После этого мы с доброй душой разговорились, заняли столик, и вскоре мой собеседник уже спрашивал меня, как я оказался в инвалидной коляске, а я рассказывал ему что-то близкое к правде. Я изменил место, мотив и действующих лиц. Но сохранил пистолет, кому и результат.

Вскоре к нашему разговору стали прислушиваться и другие добрые души.

— Эй, говнюки, отвалите, — потребовала первая добрая душа.

Но они ее не послушали.

Поговорив еще немного о своей беде, я перевел разговор на оружие, на то, как его трудно достать, но все же можно…

В первый день я приобрел много абстрактного, но ничтожно мало конкретного знания.

— Конечно, в Лондоне можно достать что угодно, — говорили мне, — если у тебя есть деньги.

Второй день прошел у меня примерно в том же духе. Но на третий день в самом занюханном и наиболее удаленном на восток города баре, который я осмелился посетить, — им даже пришлось на руках переносить меня в инвалидной коляске через порог — я разговорился с человеком, не хваставшим и не вешавшим лапшу на уши.

Как только я дал ему понять, что и сам приехал сюда не дерьмо пинать, мы пришли к предварительному соглашению.

— В конце недели, приятель, — сказал мне посредник. — Он будет в стране к концу недели. В воскресенье мы тебе добудем его, без проблем.

Мой посредник назвал мне номер своего мобильника, и мы пожали друг другу руки. Я так обрадовался, что чуть было не вскочил с инвалидной коляски.

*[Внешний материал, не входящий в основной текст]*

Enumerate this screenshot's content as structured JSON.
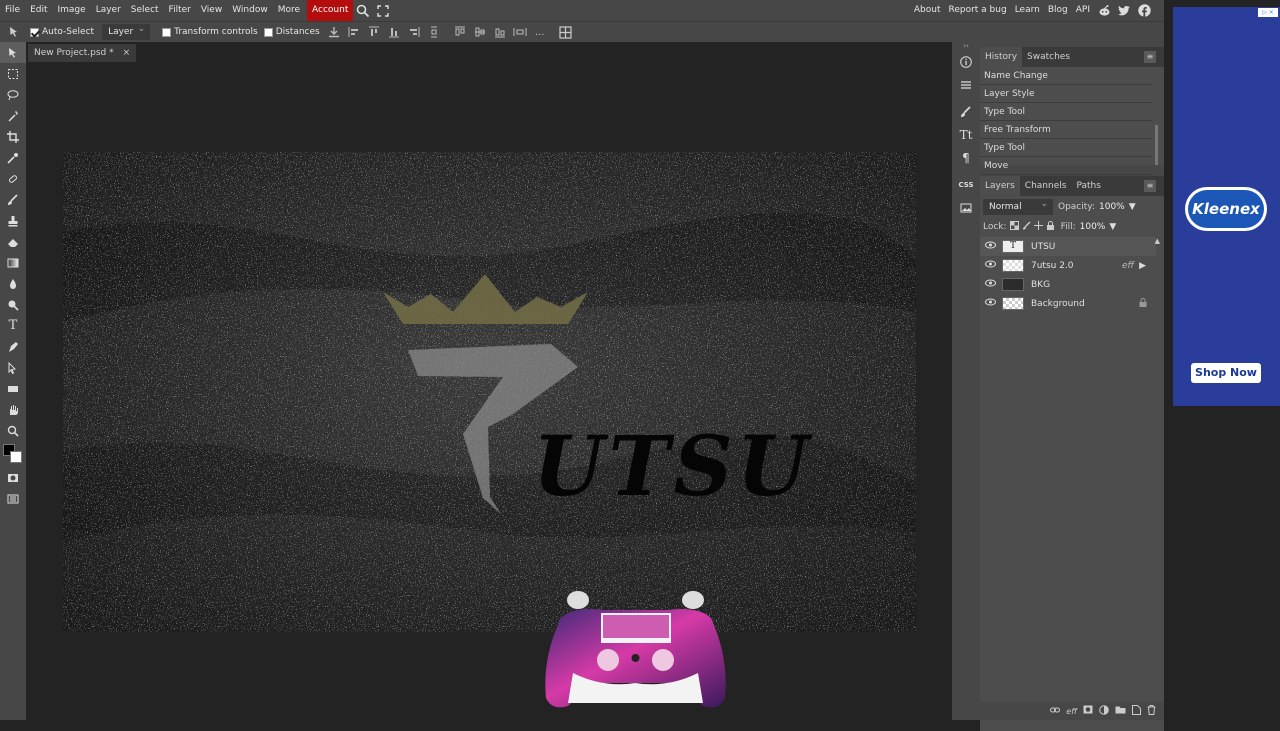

Но еще в самый первый день, когда мои поиски закончились безуспешно, я, вернувшись домой, обнаружил на автоответчике сообщение от Энн-Мари.

— Алло? Конрад? Ты дома? Боже, я… вот дерьмо. Послушай, можешь приехать? Мне очень нужно увидеть тебя. Я дома. Но только если я тебя ни от чего не отвлекаю, ладно? Как там, получше? Журналисты разъехались? Просто со мной тут кое-что произошло, и… Конечно, ты не обязан, но знаешь… Мне очень нужно тебя увидеть. И… Боже… Ну пока…

Поскольку Джеймз только уехал, я решил позвонить в другую компанию, чтобы меня отвезли к Энн-Мари. Мне не хотелось слишком зависеть от Джеймза. Я был у Энн-Мари через полчаса.

Энн-Мари жила в Челси. Я знал адрес, хотя никогда раньше там не бывал. Квартира находилась в цокольном этаже высокого здания времен короля Георга. Я нажал алюминиевую кнопку звонка.

Энн-Мари открыла дверь. Выглядела она неважно: лицо покраснело, было ясно, что она плакала.

— Заходи, — сказала она.

— Что случилось? — спросил я.

Энн-Мари провела меня в гостиную. Меня встретили откровенно радостные тона. Зеленые подушки не подходили к оранжевому дивану, оранжевый диван не подходил к красным стенам, а коричневый ковер не соответствовал ничему другому в комнате. Энн-Мари была чуть более сдержанна, чем по телефону.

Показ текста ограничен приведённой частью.